Temporomandibular Joint Dysfunction

What is Temporomandibular joint dysfunction?

 Temporomandibular joint dysfunction (TMJ) behaves like a sliding hinge, joining your jawbone with your skull. TMJ disorders can cause pain in joints of jaw and in the muscle that controls the movement of jaw.

The main cause of a person’s TMJ disorder is usually difficult to determine. Your pain might be due to a combination of multiple factors such as genetics, arthritis or jaw injury. Sometimes people who are suffering from jaw pain also tend to grind their teeth, although many people habitually grind or clench their teeth and never develop TMJ disorders. In most of the cases, the pain and discomfort which is associated with TMJ disorders is temporary and it can be relieved with some self-managed care or treatments which are not surgical. Surgery is usually the last resort after conservative measures have already failed, but some people with TMJ disorders may get benefit from surgical treatments.

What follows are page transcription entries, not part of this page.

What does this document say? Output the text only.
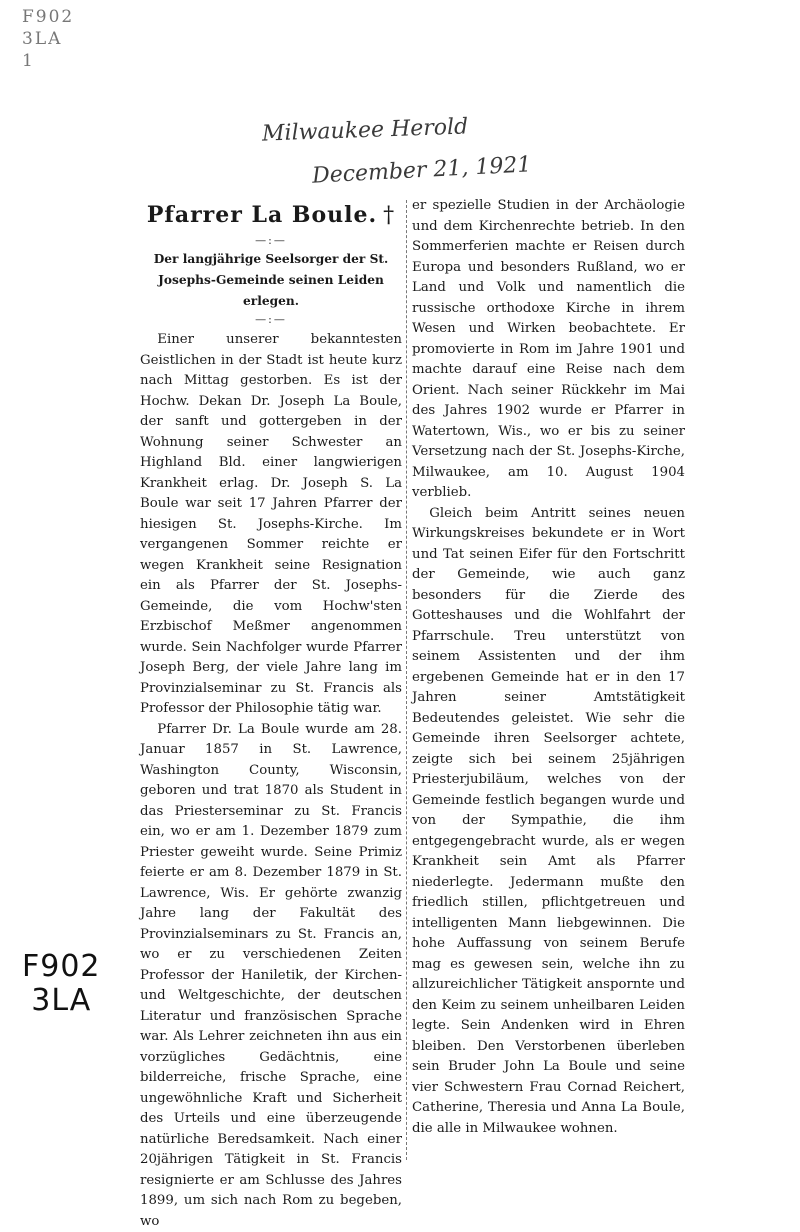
F902
3LA
1
Milwaukee Herold
December 21, 1921
F902
3LA
Pfarrer La Boule. †
—:—
Der langjährige Seelsorger der St. Josephs-Gemeinde seinen Leiden erlegen.
—:—

Einer unserer bekanntesten Geistlichen in der Stadt ist heute kurz nach Mittag gestorben. Es ist der Hochw. Dekan Dr. Joseph La Boule, der sanft und gottergeben in der Wohnung seiner Schwester an Highland Bld. einer langwierigen Krankheit erlag. Dr. Joseph S. La Boule war seit 17 Jahren Pfarrer der hiesigen St. Josephs-Kirche. Im vergangenen Sommer reichte er wegen Krankheit seine Resignation ein als Pfarrer der St. Josephs-Gemeinde, die vom Hochw'sten Erzbischof Meßmer angenommen wurde. Sein Nachfolger wurde Pfarrer Joseph Berg, der viele Jahre lang im Provinzialseminar zu St. Francis als Professor der Philosophie tätig war.

Pfarrer Dr. La Boule wurde am 28. Januar 1857 in St. Lawrence, Washington County, Wisconsin, geboren und trat 1870 als Student in das Priesterseminar zu St. Francis ein, wo er am 1. Dezember 1879 zum Priester geweiht wurde. Seine Primiz feierte er am 8. Dezember 1879 in St. Lawrence, Wis. Er gehörte zwanzig Jahre lang der Fakultät des Provinzialseminars zu St. Francis an, wo er zu verschiedenen Zeiten Professor der Haniletik, der Kirchen- und Weltgeschichte, der deutschen Literatur und französischen Sprache war. Als Lehrer zeichneten ihn aus ein vorzügliches Gedächtnis, eine bilderreiche, frische Sprache, eine ungewöhnliche Kraft und Sicherheit des Urteils und eine überzeugende natürliche Beredsamkeit. Nach einer 20jährigen Tätigkeit in St. Francis resignierte er am Schlusse des Jahres 1899, um sich nach Rom zu begeben, wo

er spezielle Studien in der Archäologie und dem Kirchenrechte betrieb. In den Sommerferien machte er Reisen durch Europa und besonders Rußland, wo er Land und Volk und namentlich die russische orthodoxe Kirche in ihrem Wesen und Wirken beobachtete. Er promovierte in Rom im Jahre 1901 und machte darauf eine Reise nach dem Orient. Nach seiner Rückkehr im Mai des Jahres 1902 wurde er Pfarrer in Watertown, Wis., wo er bis zu seiner Versetzung nach der St. Josephs-Kirche, Milwaukee, am 10. August 1904 verblieb.

Gleich beim Antritt seines neuen Wirkungskreises bekundete er in Wort und Tat seinen Eifer für den Fortschritt der Gemeinde, wie auch ganz besonders für die Zierde des Gotteshauses und die Wohlfahrt der Pfarrschule. Treu unterstützt von seinem Assistenten und der ihm ergebenen Gemeinde hat er in den 17 Jahren seiner Amtstätigkeit Bedeutendes geleistet. Wie sehr die Gemeinde ihren Seelsorger achtete, zeigte sich bei seinem 25jährigen Priesterjubiläum, welches von der Gemeinde festlich begangen wurde und von der Sympathie, die ihm entgegengebracht wurde, als er wegen Krankheit sein Amt als Pfarrer niederlegte. Jedermann mußte den friedlich stillen, pflichtgetreuen und intelligenten Mann liebgewinnen. Die hohe Auffassung von seinem Berufe mag es gewesen sein, welche ihn zu allzureichlicher Tätigkeit anspornte und den Keim zu seinem unheilbaren Leiden legte. Sein Andenken wird in Ehren bleiben. Den Verstorbenen überleben sein Bruder John La Boule und seine vier Schwestern Frau Cornad Reichert, Catherine, Theresia und Anna La Boule, die alle in Milwaukee wohnen.
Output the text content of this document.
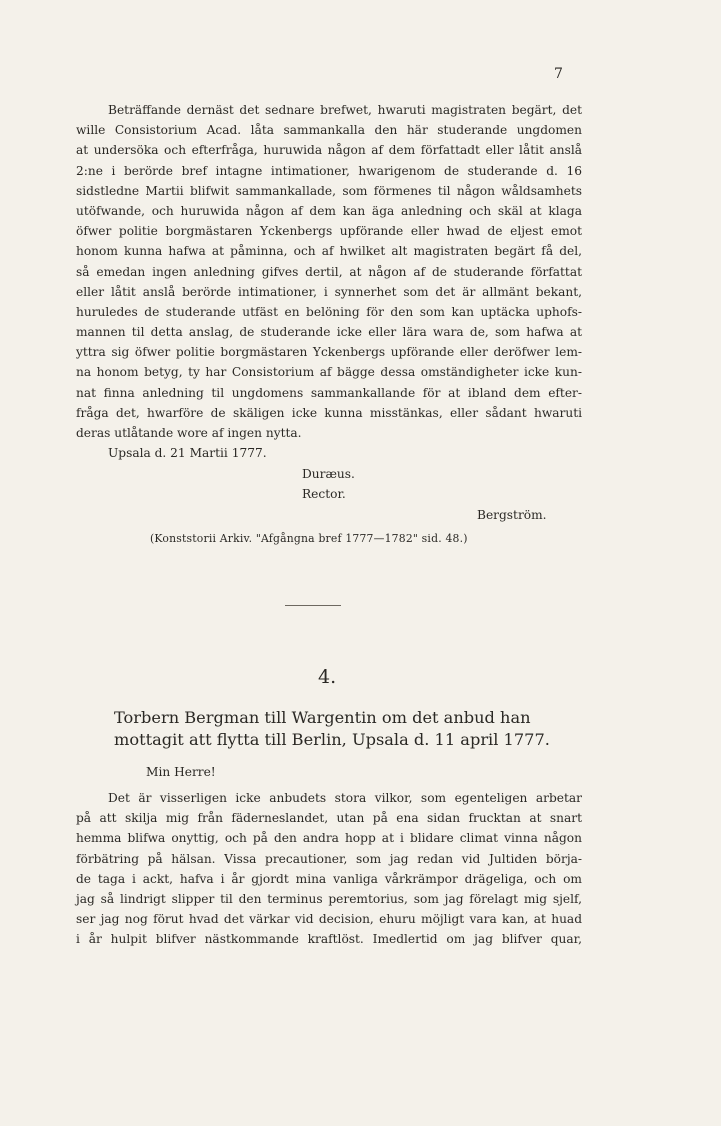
7
Beträffande dernäst det sednare brefwet, hwaruti magistraten begärt, det
wille Consistorium Acad. låta sammankalla den här studerande ungdomen
at undersöka och efterfråga, huruwida någon af dem författadt eller låtit anslå
2:ne i berörde bref intagne intimationer, hwarigenom de studerande d. 16
sidstledne Martii blifwit sammankallade, som förmenes til någon wåldsamhets
utöfwande, och huruwida någon af dem kan äga anledning och skäl at klaga
öfwer politie borgmästaren Yckenbergs upförande eller hwad de eljest emot
honom kunna hafwa at påminna, och af hwilket alt magistraten begärt få del,
så emedan ingen anledning gifves dertil, at någon af de studerande författat
eller låtit anslå berörde intimationer, i synnerhet som det är allmänt bekant,
huruledes de studerande utfäst en belöning för den som kan uptäcka uphofs-
mannen til detta anslag, de studerande icke eller lära wara de, som hafwa at
yttra sig öfwer politie borgmästaren Yckenbergs upförande eller deröfwer lem-
na honom betyg, ty har Consistorium af bägge dessa omständigheter icke kun-
nat finna anledning til ungdomens sammankallande för at ibland dem efter-
fråga det, hwarföre de skäligen icke kunna misstänkas, eller sådant hwaruti
deras utlåtande wore af ingen nytta.
Upsala d. 21 Martii 1777.
Duræus.
Rector.
Bergström.
(Konststorii Arkiv. "Afgångna bref 1777—1782" sid. 48.)
4.
Torbern Bergman till Wargentin om det anbud han
mottagit att flytta till Berlin, Upsala d. 11 april 1777.
Min Herre!
Det är visserligen icke anbudets stora vilkor, som egenteligen arbetar
på att skilja mig från fäderneslandet, utan på ena sidan frucktan at snart
hemma blifwa onyttig, och på den andra hopp at i blidare climat vinna någon
förbätring på hälsan. Vissa precautioner, som jag redan vid Jultiden börja-
de taga i ackt, hafva i år gjordt mina vanliga vårkrämpor drägeliga, och om
jag så lindrigt slipper til den terminus peremtorius, som jag förelagt mig sjelf,
ser jag nog förut hvad det värkar vid decision, ehuru möjligt vara kan, at huad
i år hulpit blifver nästkommande kraftlöst. Imedlertid om jag blifver quar,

There are many possible causes of TMJ disorders. Some known causes include:

  • physical injury
  • arthritis
  • grinding or clenching the teeth during sleep
  • autoimmune diseases
  • dental surgery
  • infections


Signs and symptoms of TMJ disorders may include:

  • Pain or tenderness of your jaw
  • Pain in one or both of the temporomandibular joints
  • Aching pain in and around your ear
  • Difficulty chewing or pain while chewing
  • Aching facial pain
  • Locking of the joint, making it difficult to open or close your mouth


Risk factors

Factors that increase the risk of developing TMJ disorders include:

  • Various types of arthritis, such as rheumatoid arthritis and osteoarthritis
  • Jaw injury
  • Long-term (chronic) grinding or clenching of teeth
  • Certain connective tissue diseases that cause problems which may affect the temporomandibular joint

Physical therapy for Temporomandibular joint dysfunction

Physical therapist at SOS PHYSIO can help you restore the natural movement of your jaw and decrease your pain. Based on your condition, your therapist will select treatments that will work best for you. This will help the disk move in a normal way, decrease pain, and increase motion.

There are many physical therapy treatments such as Manual therapy & Active Release Techniques (ART) are found to be very effective in treating this type of disorder.